Friday, 30 December 2016

Brand Managers vs. Product Managers: What’s the difference?

"For lots of companies, their central product is also, in a sense, their brand."

This can be confusing, because products and brands aren’t the same thing. And product managers and brand managers don’t do the same thing. So how are these positions different—and how do they work together?

Products vs. Brands

To understand these two roles, we first need to understand what it is they’re actually managing. As we’ve already explored, a product is a good or service offered to customers for benefits. It can be a tangible or virtual item (a good), or a package of activities (a service).
brand, on the other hand, is a much more abstract concept. A brand is the “what” and “why” of an organization. It refers to how an organization is perceived—an inevitably abstract metric.  “A brand is the set of expectations, memories, stories and relationships that, taken together, account for a consumer’s decision to choose one product or service over another.”

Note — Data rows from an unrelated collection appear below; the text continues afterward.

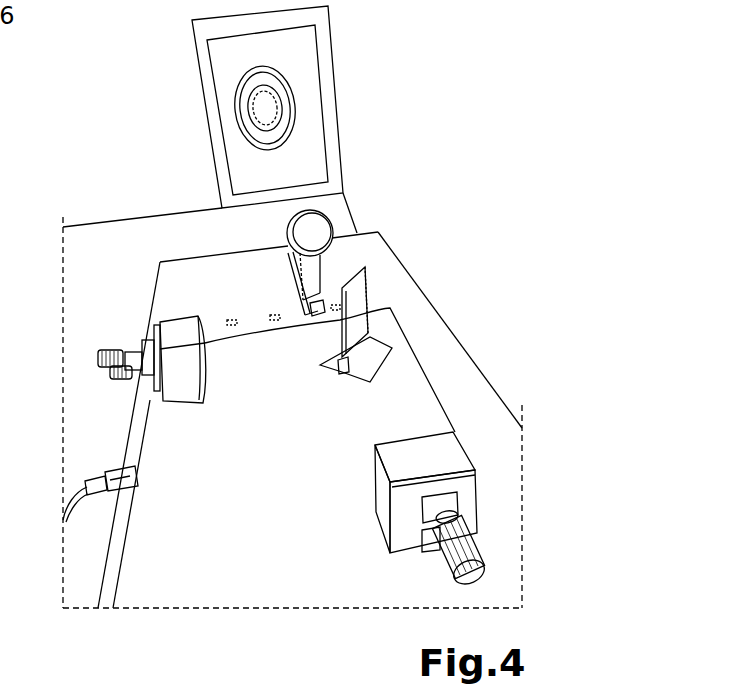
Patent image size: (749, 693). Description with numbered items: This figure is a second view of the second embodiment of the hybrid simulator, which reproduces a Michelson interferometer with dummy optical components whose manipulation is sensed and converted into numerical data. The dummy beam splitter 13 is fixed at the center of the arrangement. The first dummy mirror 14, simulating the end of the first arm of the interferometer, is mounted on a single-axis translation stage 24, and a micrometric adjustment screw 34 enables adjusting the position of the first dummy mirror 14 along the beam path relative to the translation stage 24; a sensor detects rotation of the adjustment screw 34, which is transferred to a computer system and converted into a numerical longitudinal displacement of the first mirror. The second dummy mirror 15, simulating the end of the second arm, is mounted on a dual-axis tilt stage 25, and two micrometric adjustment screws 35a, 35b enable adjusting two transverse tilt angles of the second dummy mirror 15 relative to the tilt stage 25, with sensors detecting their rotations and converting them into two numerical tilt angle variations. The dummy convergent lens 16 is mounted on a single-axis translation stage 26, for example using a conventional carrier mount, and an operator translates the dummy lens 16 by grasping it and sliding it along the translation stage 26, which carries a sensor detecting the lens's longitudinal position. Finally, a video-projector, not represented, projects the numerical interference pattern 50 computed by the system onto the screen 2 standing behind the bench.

The screen 2 is at (245, 208).
The numerical interference pattern 50 is at (272, 108).
The dummy convergent lens 16 is at (318, 228).
The single-axis translation stage 26 is at (300, 293).
The dummy beam splitter 13 is at (367, 290).
The second dummy mirror 15 is at (207, 352).
The dual-axis tilt stage 25 is at (160, 323).
The micrometric adjustment screw 35a is at (122, 350).
The micrometric adjustment screw 35b is at (122, 380).
The first dummy mirror 14 is at (377, 458).
The single-axis translation stage 24 is at (435, 473).
The micrometric adjustment screw 34 is at (432, 517).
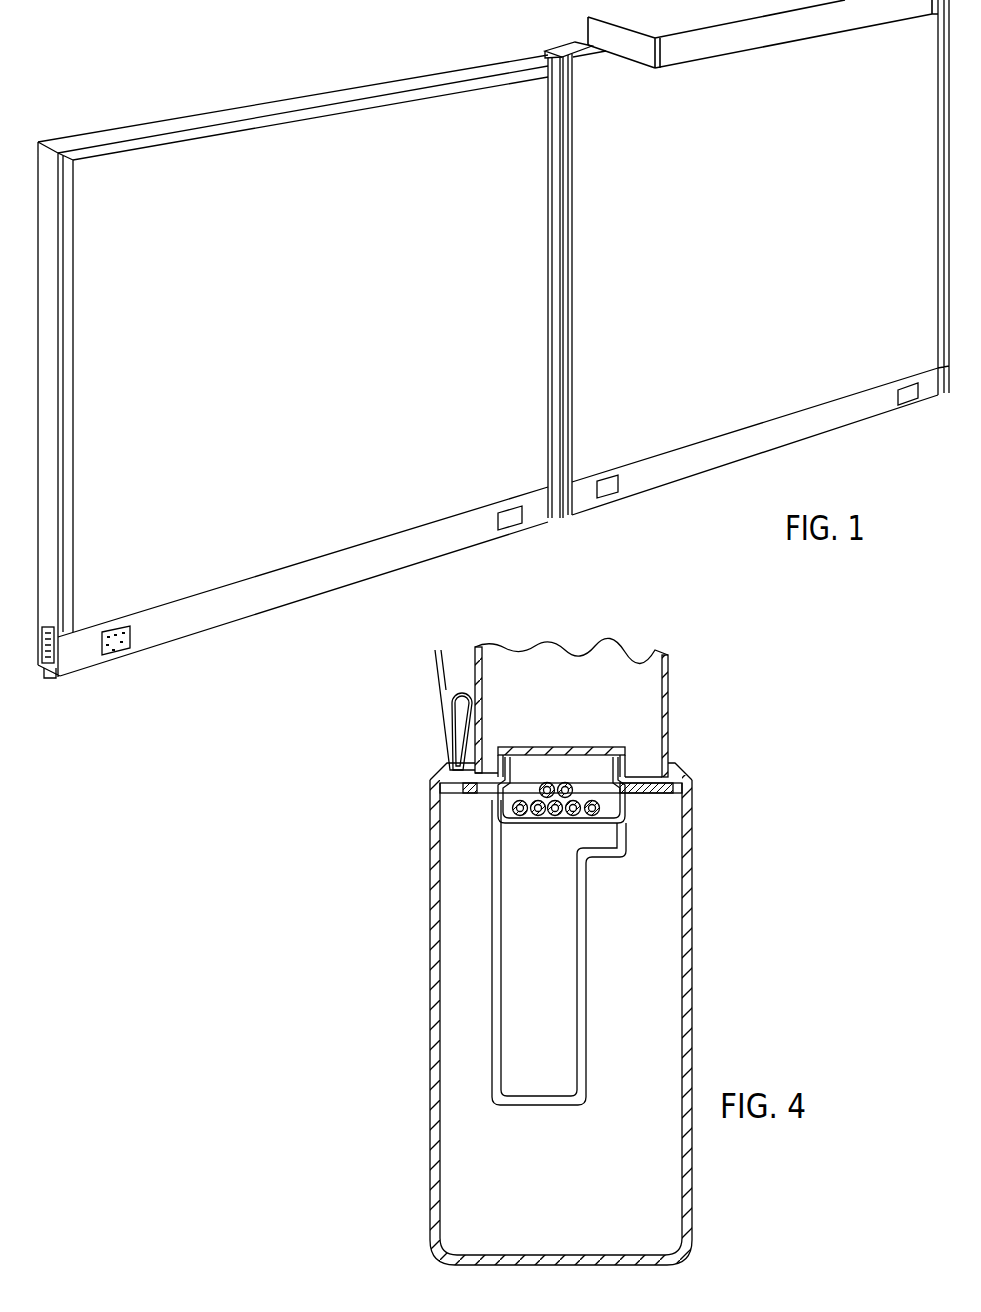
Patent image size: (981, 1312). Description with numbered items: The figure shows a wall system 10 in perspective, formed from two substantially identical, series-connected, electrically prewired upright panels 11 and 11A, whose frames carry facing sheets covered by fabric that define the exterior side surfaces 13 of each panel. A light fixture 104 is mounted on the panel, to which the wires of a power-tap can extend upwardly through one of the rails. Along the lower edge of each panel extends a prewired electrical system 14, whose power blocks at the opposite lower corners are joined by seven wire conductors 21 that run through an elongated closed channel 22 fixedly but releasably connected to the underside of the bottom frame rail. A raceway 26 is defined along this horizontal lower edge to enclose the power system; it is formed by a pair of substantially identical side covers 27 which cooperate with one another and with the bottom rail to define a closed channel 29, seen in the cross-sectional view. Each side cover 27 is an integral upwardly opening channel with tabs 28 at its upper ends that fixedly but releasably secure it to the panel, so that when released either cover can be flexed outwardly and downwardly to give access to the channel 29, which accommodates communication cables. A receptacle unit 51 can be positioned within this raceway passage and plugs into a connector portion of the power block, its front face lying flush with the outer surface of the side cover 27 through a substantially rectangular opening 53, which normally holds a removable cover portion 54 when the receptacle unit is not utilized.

In FIG. 1, the wall system 10 is at (339, 56).
In FIG. 1, the panel 11A is at (211, 108).
In FIG. 1, the panel 11 is at (566, 42).
In FIG. 1, the light fixture 104 is at (760, 36).
In FIG. 1, the exterior side surfaces 13 is at (761, 197).
In FIG. 1, the prewired electrical system 14 is at (710, 462).
In FIG. 1, the side covers 27 is at (805, 432).
In FIG. 1, the raceway 26 is at (876, 404).
In FIG. 1, the removable cover portion 54 is at (510, 518).
In FIG. 1, the rectangular opening 53 is at (122, 649).
In FIG. 1, the receptacle unit 51 is at (110, 651).
In FIG. 4, the tabs 28 is at (660, 775).
In FIG. 4, the wire conductors 21 is at (541, 830).
In FIG. 4, the closed channel 22 is at (600, 830).
In FIG. 4, the closed channel 29 is at (640, 1160).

PMs vs. BMs: Their responsibilities

So how do product managers and brand managers spend each day? Let’s take a look at where they funnel their energy.
Product managers focus on the design and features of a particular product. Their work can be highly logistical and (at least somewhat) technical, involving close horizontal collaboration with executives, developers, sales and marketing. They aim to improve, upgrade and maintain fluid functioning of their product, with a strong emphasis on how customers actually interact with it and how it fits into the market. They deliver the products that people use.
Brand managers focus on the maintenance and perception of a particular brand. Their work is often strategic, involving high-level curation of both their company’s image and the practical steps it will take to maintain that image. Brand managers often work at consumer product companies with mass-market output. They aim to enhance, maintain and inspire interest in their brand, with a strong emphasis on marketing and how their overall organization is viewed. They inspire feelings, reactions and loyalty.

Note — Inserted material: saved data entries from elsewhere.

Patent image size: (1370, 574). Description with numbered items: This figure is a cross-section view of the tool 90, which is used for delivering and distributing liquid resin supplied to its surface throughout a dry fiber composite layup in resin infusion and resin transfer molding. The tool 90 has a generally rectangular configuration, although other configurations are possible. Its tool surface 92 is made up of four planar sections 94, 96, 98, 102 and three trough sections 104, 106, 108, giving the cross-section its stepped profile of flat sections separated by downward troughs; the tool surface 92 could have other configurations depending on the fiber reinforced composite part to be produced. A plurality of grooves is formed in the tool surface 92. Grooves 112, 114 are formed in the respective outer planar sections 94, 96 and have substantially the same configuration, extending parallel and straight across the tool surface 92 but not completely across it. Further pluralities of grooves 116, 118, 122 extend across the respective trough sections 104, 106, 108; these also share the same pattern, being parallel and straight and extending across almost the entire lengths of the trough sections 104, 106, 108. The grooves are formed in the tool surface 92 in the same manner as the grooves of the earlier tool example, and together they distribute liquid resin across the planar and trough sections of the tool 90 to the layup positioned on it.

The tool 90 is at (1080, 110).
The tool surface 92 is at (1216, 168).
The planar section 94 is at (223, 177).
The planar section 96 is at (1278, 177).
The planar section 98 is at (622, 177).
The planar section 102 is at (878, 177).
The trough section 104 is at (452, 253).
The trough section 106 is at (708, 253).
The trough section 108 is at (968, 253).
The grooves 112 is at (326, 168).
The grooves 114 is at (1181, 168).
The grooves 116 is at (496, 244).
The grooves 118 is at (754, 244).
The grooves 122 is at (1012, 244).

Different value propositions

Another way to distinguish between product managers and brand managers is to understand their divergent value propositions.
“A value proposition is a business or marketing statement that summarizes why a consumer should buy a product or use a service.”
Product managers create value propositions that convey tangible rewards. They build products with the goal of offering measurable value: to make you more productive, to improve communication, to make beautiful roadmaps quickly.
Brand managers also create value propositions, but theirs are more intuitive. Brand managers spark perceived value—a sense that “buying in” to the brand will have a payoff. The nature of that payoff is more abstract. It could be something tangible (like actual, increased productivity) or it could simply be the feeling of increased productivity that the brand inspires.

Different pain points

Different jobs, different stressors. Because product managers are responsible not just for the development, but also the ongoing health and well-being of their product, they must constantly triage and address new requests, releases and bugs. Their job is far from finished once a product is launched. And while their product may operate on a long life-cycle, they must constantly and creatively come up with new versions and upgrades that will keep their product competitive.
Brand managers, on the other hand, typically work on shorter cycles. They are responsible for product line depth, width and extensions, and often experience more day-to-day urgency. Because it’s up to them to prevent brand obsolescence, they must constantly and creatively come up with new products that will keep the brand top-of-mind and top-of-market. Their function is much more than simply PR—they strategize how to keep the business (and the brand) current across every channel.

So how do they feed each other?

Guess what! Brand managers and product managers don’t operate in a vacuum. Their functions are interrelated.
The product manager supports—and sometimes helps create—the brand. Product managers are responsible for consistently building and maintaining products that serve as a tangible touch-point to that brand.  “Everything you say and do, and everything you don’t say and don’t do, communicates.” Products communicate, and product managers are responsible for making sure they communicate the right brand.

The brand manager, meanwhile, creates a mind-space for the product. Since brand managers are concerned about brand obsolescence—or rather, avoiding obsolescence—they need to drive the introduction of new products into the marketplace. While product managers might be responsible for the upkeep of one product, brand managers cultivate the soil in which new products can grow.